Del dipinto (realizzato a Firenze, dove Böcklin visse a lungo, citata nella montagna raffigurata nel quadro che riprende il profilo del Monte Morello che sovrasta la conca della città) si coglie al primo sguardo solo un cupo paesaggio di tempesta: onde di un blu profondo si infrangono con violenza contro una ripida scogliera, coperta di una fitta vegetazione, mentre il cielo denso di nubi è squarciato da un fulmine. Solo dopo un’attenta osservazione si riconosce la pur gigantesca sagoma del corpo del Titano, incatenato alla montagna e soggetto alla furia del cielo. Il protagonista della scena non è più l’eroe ribelle, ma la drammatica lotta, impari e senza speranza, dell’uomo contro le forze misteriose e oscure sprigionate dalla natura, che appare demonicamente animata. La figura di Prometeo, la cui consistenza materica sembra assorbita dalla roccia e dalle nuvole, così inerte ed esposta, ci comunica un senso di eroica impotenza e di rassegnazione.

Böcklin è uno dei grandi uomini del nord che sognano le rive mediterranee dove è nata la classicità ellenistica, le pianure abitate dagli dei.
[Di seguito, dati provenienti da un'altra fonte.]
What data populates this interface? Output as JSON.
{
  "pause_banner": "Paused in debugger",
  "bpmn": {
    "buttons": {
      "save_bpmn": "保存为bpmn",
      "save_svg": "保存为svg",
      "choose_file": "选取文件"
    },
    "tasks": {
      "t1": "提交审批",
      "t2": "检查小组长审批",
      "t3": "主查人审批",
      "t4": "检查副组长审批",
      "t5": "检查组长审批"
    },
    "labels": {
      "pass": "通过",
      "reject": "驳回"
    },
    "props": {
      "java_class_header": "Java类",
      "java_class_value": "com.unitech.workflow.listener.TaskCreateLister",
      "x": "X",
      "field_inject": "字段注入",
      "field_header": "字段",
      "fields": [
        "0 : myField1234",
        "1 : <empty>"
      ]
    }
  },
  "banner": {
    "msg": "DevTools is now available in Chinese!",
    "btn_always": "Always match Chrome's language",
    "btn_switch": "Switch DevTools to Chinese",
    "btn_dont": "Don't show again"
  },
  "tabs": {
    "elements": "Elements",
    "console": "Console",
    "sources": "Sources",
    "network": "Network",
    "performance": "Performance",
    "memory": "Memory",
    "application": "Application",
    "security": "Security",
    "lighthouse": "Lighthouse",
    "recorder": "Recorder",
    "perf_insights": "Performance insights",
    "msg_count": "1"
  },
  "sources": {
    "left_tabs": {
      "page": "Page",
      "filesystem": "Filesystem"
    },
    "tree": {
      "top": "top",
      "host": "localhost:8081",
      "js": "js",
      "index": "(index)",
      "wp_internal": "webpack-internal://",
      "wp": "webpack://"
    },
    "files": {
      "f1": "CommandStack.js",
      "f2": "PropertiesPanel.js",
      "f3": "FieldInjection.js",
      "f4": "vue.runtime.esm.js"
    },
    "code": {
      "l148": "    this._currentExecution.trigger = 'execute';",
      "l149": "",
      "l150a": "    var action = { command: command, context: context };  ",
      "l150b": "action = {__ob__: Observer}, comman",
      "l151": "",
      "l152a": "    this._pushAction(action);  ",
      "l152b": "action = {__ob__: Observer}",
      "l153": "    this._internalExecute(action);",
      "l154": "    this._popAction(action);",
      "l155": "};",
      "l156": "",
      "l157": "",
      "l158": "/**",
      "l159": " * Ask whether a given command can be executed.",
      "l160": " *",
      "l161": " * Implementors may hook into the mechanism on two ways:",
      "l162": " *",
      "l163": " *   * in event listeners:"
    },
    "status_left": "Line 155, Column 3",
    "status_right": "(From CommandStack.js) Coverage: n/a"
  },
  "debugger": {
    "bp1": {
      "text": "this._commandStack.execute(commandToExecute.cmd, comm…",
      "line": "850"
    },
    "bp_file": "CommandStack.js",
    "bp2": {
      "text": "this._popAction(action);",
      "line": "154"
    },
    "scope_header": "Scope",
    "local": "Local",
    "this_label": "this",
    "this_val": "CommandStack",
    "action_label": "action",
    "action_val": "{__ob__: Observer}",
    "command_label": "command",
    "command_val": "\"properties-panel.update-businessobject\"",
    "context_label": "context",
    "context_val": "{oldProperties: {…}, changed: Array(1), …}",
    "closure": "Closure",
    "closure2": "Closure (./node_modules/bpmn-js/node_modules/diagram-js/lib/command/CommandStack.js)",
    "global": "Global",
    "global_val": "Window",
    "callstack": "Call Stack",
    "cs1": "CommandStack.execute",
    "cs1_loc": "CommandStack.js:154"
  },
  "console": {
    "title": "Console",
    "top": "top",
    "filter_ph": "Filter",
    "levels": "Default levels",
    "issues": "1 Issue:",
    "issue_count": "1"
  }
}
La chiarità del sud, dove tra le ombre trasparenti la natura suscita e accoglie presenze mitiche, è un paradiso perduto; Böcklin tenta di ritrovarlo, e scende per questo a Roma. La cultura assimilata a Basilea, dove era nato, non dovette essere estranea a questa ricerca. Basilea era infatti la patria anche dello storico Jacob Burckhardt; e negli anni intorno al 1870 vi abitava Nietzsche, che in alcune conferenze anticipò i tratti fondamentali della Nascita della tragedia, edito nel 1872. Così cominciava quel libro: “Avremo acquistato molto per la scienza estetica, quando saremo giunti non soltanto alla comprensione logica, ma anche alla sicurezza immediata dell’intuizione che lo sviluppo dell’arte è legato alla duplicità dell’apollineo e del dionisiaco”. È lo spirito nordico affascinato dalla Grecia.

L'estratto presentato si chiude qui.